CM Himanta Launches Assam Premier League for Grassroots Cricket
Synopsis
Key Takeaways
Assam Chief Minister Himanta Biswa Sarma on Sunday, 21 June 2026, announced the launch of the Assam Premier League, a new state-level cricket competition featuring eight teams designed to provide a competitive platform for grassroots players across the state.
Context
Posting on X, CM Sarma described the league as 'an excellent effort by the Assam Cricket Association to give a platform to grassroot level players so they can make it to the domestic and national teams.' The announcement was welcomed as a significant step for aspiring cricketers who have historically lacked structured competitive opportunities within the state.
Assam has been a participant in BCCI domestic cricket — including the Ranji Trophy — since 1948-49, but state-level league infrastructure comparable to larger cricket-playing states has been limited. The Assam Premier League is positioned to fill that gap.
Policy Backdrop
The launch follows a broader national trend that gained momentum in the mid-2010s, with multiple Indian states introducing professional T20-style leagues to create a bridge between school and college cricket on one side, and BCCI domestic sides on the other. These initiatives broadly mirror the Indian Premier League model at a regional scale.

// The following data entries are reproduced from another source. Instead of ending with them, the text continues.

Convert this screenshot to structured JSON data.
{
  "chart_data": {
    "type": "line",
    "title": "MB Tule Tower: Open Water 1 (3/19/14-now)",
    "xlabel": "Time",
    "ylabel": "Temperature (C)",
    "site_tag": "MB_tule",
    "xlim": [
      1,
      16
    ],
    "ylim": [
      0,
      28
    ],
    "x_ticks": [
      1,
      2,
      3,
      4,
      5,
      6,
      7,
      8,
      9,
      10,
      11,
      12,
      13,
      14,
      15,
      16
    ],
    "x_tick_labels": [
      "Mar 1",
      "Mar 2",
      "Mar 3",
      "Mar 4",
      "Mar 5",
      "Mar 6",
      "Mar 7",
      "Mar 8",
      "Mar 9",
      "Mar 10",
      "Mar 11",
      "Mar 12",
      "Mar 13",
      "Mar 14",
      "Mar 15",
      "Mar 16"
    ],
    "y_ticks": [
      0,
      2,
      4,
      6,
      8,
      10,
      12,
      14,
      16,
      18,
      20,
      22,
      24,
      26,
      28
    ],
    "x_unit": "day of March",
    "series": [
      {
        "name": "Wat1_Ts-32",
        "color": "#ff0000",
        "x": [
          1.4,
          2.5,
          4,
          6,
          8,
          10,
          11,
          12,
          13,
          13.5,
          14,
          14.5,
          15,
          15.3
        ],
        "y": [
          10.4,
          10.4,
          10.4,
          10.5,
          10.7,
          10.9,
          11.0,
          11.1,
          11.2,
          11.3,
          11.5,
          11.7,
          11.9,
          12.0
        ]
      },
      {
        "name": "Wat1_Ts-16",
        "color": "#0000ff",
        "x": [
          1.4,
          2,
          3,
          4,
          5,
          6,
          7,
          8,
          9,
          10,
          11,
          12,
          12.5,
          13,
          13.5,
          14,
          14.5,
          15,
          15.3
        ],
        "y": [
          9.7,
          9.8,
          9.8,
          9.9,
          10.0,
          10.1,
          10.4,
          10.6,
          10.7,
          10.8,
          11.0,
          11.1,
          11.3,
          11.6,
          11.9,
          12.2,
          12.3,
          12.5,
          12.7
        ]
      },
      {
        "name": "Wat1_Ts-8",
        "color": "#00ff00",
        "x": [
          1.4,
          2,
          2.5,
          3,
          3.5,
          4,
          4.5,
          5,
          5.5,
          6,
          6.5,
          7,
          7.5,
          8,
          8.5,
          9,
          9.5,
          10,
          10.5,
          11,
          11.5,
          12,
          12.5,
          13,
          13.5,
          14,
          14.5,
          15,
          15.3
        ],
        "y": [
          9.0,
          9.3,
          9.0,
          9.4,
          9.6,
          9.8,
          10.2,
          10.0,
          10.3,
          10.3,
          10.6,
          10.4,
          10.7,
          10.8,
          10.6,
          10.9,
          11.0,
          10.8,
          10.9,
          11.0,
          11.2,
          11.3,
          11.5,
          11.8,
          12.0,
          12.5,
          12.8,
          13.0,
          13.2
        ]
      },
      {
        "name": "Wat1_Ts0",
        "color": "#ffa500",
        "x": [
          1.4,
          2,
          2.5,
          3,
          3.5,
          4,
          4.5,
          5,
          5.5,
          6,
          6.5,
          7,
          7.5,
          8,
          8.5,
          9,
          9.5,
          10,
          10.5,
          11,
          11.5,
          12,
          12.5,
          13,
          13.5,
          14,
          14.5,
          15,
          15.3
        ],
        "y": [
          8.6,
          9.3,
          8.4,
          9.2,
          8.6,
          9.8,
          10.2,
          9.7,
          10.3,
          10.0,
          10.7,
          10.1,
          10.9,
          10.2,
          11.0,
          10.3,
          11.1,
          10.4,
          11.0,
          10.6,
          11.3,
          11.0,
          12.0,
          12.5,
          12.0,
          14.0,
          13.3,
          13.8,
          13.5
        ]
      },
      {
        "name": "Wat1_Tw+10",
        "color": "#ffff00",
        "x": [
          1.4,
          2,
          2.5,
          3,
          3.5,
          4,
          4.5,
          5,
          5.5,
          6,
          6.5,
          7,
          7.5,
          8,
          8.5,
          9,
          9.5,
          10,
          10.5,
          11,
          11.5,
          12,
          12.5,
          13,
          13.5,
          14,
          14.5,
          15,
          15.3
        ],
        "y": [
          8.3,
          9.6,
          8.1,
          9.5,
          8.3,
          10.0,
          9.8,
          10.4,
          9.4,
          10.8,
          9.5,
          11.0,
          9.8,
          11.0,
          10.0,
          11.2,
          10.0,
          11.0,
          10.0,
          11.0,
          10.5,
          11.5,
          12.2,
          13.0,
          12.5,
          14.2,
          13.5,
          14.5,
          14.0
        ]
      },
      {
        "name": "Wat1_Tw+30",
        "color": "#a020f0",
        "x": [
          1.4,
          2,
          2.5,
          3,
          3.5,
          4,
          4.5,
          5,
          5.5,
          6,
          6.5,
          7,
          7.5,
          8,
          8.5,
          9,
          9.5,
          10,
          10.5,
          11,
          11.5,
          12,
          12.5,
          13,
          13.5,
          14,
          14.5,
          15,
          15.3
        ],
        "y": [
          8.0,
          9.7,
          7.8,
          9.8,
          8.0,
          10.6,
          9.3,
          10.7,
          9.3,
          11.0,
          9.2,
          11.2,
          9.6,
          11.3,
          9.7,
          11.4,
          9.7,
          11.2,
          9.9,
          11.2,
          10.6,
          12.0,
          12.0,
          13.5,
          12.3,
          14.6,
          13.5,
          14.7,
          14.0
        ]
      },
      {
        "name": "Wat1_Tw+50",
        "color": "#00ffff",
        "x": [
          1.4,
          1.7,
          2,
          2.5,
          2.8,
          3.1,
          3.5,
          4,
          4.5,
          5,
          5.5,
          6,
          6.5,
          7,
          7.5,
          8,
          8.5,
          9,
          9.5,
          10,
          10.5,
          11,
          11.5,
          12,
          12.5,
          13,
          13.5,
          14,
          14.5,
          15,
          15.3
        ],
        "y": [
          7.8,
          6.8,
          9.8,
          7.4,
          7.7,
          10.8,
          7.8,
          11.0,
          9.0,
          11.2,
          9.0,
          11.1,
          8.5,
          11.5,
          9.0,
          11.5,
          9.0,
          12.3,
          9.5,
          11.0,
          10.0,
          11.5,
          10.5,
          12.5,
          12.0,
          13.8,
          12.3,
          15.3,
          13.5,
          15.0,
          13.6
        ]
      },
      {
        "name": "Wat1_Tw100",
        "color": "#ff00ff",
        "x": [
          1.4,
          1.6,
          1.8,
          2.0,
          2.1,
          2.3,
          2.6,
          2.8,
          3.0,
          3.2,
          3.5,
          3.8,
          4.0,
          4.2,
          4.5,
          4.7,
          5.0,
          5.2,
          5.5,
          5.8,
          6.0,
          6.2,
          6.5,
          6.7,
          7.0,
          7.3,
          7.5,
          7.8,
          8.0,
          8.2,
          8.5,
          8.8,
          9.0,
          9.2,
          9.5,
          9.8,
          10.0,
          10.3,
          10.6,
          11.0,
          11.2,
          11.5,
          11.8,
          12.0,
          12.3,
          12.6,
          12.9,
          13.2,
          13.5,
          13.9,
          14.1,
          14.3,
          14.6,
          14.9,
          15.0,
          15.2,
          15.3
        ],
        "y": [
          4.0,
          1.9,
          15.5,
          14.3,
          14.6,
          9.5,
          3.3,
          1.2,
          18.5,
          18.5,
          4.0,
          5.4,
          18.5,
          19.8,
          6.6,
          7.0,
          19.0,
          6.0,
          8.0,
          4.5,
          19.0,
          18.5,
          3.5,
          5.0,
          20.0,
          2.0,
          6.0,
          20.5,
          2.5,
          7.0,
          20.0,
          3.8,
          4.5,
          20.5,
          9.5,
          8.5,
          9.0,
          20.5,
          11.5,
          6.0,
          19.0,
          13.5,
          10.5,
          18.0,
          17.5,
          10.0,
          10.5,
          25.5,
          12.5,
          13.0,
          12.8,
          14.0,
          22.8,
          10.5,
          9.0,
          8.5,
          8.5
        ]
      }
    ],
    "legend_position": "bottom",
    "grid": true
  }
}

For states outside traditional cricket strongholds, such leagues serve a dual purpose: increasing participation at the grassroots level and raising the visibility of local talent before national selectors. The Assam Cricket Association, affiliated with the BCCI, is the organising body behind the new league.
Stakeholders and Impact
The primary beneficiaries are young cricketers from Assam who currently have limited pathways between local club cricket and the state's Ranji Trophy or Vijay Hazare Trophy squads. A competitive eight-team format provides regular match exposure — widely regarded as the single most important factor in a cricketer's development.
Coaches, selectors, and sports administrators in the North-East region stand to gain as well, as a structured league generates performance data and match footage that can support evidence-based selection. Local economies in host cities also benefit from tournament-related activity.
What's Next
Attention will now turn to the operational details of the Assam Premier League — including the selection or draft process for the eight teams, the match schedule, and whether standout performers will receive a direct pathway into the state's Ranji and Vijay Hazare squads. If the league establishes a credible talent pipeline, it could serve as a model for other North-East states seeking to develop cricket infrastructure under the NEDA framework.
The launch signals that sports development is becoming an increasingly visible pillar of CM Sarma's governance agenda in Assam, with structured competition now joining infrastructure and education as areas of active state investment.